Cour administrative d'appel de Toulouse — Décision N° CAA31-26TL00490

mardi 24 mars 2026

JuridictionCour administrative d'appel de Toulouse
SectionCour administrative d'appel de Toulouse
N° DossierCAA31-26TL00490
TypeOrdonnance
Recoursexcès de pouvoir
PublicationD
FormationJuge des référés
Avocat requérantGHIAMAMA MOUELET DIEUDONNÉ MICHEL

Texte intégral

Vu la procédure suivante :

Procédure contentieuse antérieure :

M. A... B... a demandé au tribunal administratif de Montpellier d’annuler l’arrêté du 12 mai 2023 par lequel le préfet du Var l’a obligé à quitter le territoire français sans délai, a fixé le pays de destination et l’a interdit de retour sur le territoire français pour une durée d’un an.

Par un jugement n° 2302760 du 17 mai 2023, le tribunal administratif de Montpellier a rejeté sa demande.

Procédure devant la cour :

Par une requête, enregistrée au greffe de la cour le 24 février 2026 sous le n° 26TL00490, M. B..., représenté par Me Ghiamama Mouelet, demande à la cour :

1°) d’annuler ce jugement ;

2°) d’annuler la décision du 12 mai 2023 portant obligation de quitter le territoire français en fixant le pays de renvoi et interdiction de retour sur le territoire français pour une durée d’un an ou à titre subsidiaire l’arrêté d’interdiction de retour ou à titre subsidiaire les seules décisions de refus de départ volontaire et d’interdiction de retour ou au moins sa durée ;

3°) d’ordonner au préfet du Var de procéder au réexamen de sa situation dans un délai déterminé à compter de la notification de l’arrêt et de lui délivrer dans l’attente une autorisation provisoire de séjour ;

4°) de mettre à la charge de l’Etat une somme au titre de l’article L. 761-1 du code de justice administrative à verser à son conseil.

Il soutient que :
- l’auteur de l’acte est incompétent ;
- l’arrêté n’est pas suffisamment motivé ;
- l’arrêté méconnaît l’article 8 de la convention européenne de sauvegarde des droits de l’homme et des libertés fondamentales ;
- l’arrêté méconnaît l’article 3-1 de la convention internationale relative aux droits de l’enfant ;
- l’administration n’a pas procédé à un examen individuel et sérieux de sa situation ;
- le refus d’accorder un délai de départ volontaire est entaché d’erreur manifeste ;
- l’interdiction de retour sur le territoire français est disproportionnée dans sa durée au regard de sa situation et entachée d’erreur manifeste d’appréciation.

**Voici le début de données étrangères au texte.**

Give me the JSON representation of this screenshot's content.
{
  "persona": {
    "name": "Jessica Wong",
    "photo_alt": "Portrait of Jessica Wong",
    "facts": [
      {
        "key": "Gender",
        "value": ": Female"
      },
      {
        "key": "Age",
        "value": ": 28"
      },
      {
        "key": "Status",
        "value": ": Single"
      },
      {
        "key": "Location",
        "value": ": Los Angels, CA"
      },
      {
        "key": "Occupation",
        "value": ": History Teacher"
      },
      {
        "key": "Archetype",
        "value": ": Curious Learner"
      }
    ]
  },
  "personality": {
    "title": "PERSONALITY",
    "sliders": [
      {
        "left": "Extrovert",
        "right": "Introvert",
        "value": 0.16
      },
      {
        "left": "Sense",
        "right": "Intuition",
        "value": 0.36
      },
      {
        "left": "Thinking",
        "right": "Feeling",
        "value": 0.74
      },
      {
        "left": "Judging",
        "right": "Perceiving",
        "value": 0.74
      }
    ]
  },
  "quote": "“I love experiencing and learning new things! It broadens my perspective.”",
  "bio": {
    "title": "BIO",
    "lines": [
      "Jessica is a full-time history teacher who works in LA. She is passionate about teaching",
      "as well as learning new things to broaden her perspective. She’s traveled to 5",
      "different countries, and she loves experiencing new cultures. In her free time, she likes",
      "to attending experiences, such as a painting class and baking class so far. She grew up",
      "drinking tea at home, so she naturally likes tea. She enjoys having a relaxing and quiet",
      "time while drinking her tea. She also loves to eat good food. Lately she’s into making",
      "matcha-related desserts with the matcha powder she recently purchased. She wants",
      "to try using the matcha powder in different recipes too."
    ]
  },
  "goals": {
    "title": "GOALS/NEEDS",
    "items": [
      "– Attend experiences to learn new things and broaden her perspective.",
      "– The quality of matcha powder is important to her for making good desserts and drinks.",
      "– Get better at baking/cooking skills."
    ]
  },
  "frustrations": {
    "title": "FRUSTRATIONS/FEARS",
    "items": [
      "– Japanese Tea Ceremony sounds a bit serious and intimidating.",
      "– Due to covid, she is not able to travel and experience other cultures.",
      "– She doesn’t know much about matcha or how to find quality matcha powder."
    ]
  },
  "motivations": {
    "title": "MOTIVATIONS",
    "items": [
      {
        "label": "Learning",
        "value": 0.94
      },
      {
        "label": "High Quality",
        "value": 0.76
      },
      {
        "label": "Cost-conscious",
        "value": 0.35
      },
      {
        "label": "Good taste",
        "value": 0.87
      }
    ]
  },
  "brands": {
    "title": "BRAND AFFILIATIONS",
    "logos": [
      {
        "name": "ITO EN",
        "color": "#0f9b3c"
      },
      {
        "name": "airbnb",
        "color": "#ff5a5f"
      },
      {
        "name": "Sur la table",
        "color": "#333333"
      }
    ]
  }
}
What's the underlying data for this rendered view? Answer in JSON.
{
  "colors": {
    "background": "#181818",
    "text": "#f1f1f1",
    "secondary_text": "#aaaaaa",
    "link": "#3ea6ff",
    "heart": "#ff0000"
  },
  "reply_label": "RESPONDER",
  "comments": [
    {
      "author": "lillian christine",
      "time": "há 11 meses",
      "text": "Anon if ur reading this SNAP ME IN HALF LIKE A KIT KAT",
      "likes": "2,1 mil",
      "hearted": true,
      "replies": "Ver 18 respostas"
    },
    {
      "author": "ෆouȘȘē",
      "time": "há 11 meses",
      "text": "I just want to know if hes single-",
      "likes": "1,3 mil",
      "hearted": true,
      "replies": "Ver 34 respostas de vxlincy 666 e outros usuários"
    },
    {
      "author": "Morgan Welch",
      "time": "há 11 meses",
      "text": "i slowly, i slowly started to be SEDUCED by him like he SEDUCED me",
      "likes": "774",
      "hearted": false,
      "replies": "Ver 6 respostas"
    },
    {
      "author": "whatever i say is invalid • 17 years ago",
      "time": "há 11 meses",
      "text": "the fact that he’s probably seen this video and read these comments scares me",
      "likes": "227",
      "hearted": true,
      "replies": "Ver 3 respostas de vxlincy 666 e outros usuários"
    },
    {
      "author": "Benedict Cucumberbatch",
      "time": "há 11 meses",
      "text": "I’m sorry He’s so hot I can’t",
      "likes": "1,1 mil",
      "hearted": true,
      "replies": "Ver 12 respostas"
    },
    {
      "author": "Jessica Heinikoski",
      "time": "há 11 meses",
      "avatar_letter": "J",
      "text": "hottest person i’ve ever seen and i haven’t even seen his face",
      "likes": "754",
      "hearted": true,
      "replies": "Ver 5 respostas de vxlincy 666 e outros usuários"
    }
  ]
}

M. B... a été admis au bénéfice de l’aide juridictionnelle totale par une décision du bureau d’aide juridictionnelle près le tribunal judiciaire de Toulouse du 12 janvier 2024.


Vu les autres pièces du dossier.


Vu :
la convention européenne de sauvegarde des droits de l'homme et des libertés fondamentales ;
la convention internationale relative aux droits de l’enfant signée à New-York le 26 janvier 1990 ;
le code de l'entrée et du séjour des étrangers et du droit d'asile ;
le code des relations entre le public et l’administration ;
la loi n° 91-647 du 10 juillet 1991 ;
le code de justice administrative.


Considérant ce qui suit :

Aux termes du dernier alinéa de l’article R. 222-1 du code de justice administrative : « (…) / Les présidents des cours administratives d’appel, (…) peuvent, (…), par ordonnance, rejeter (…) après l’expiration du délai de recours (…) les requêtes d’appel manifestement dépourvues de fondement (…) ».

Par un arrêté du 12 mai 2023, le préfet du Var a obligé M. B... à quitter le territoire français sans délai en fixant le pays de destination et lui a interdit le retour sur le territoire français pour une durée d’un an. Le requérant fait appel du jugement du 17 mai 2023 par lequel la magistrate désignée du tribunal administratif de Montpellier a rejeté sa demande d’annulation de cet arrêté.

Les mentions de la décision attaquée exposent de manière précise les dispositions du code de l’entrée et du séjour des étrangers et du droit d’asile dont il est fait application et rappellent les circonstances de la présence irrégulière en France du requérant, sa situation familiale en mentionnant son fils alors âgé de sept mois et en appréciant les conséquences des mesures prises au regard du droit au respect de la vie privée et familiale et enfin la menace qu’il représente pour l’ordre public. Il résulte également de cette motivation que l’administration a procédé à un examen complet de la situation de l’intéressé.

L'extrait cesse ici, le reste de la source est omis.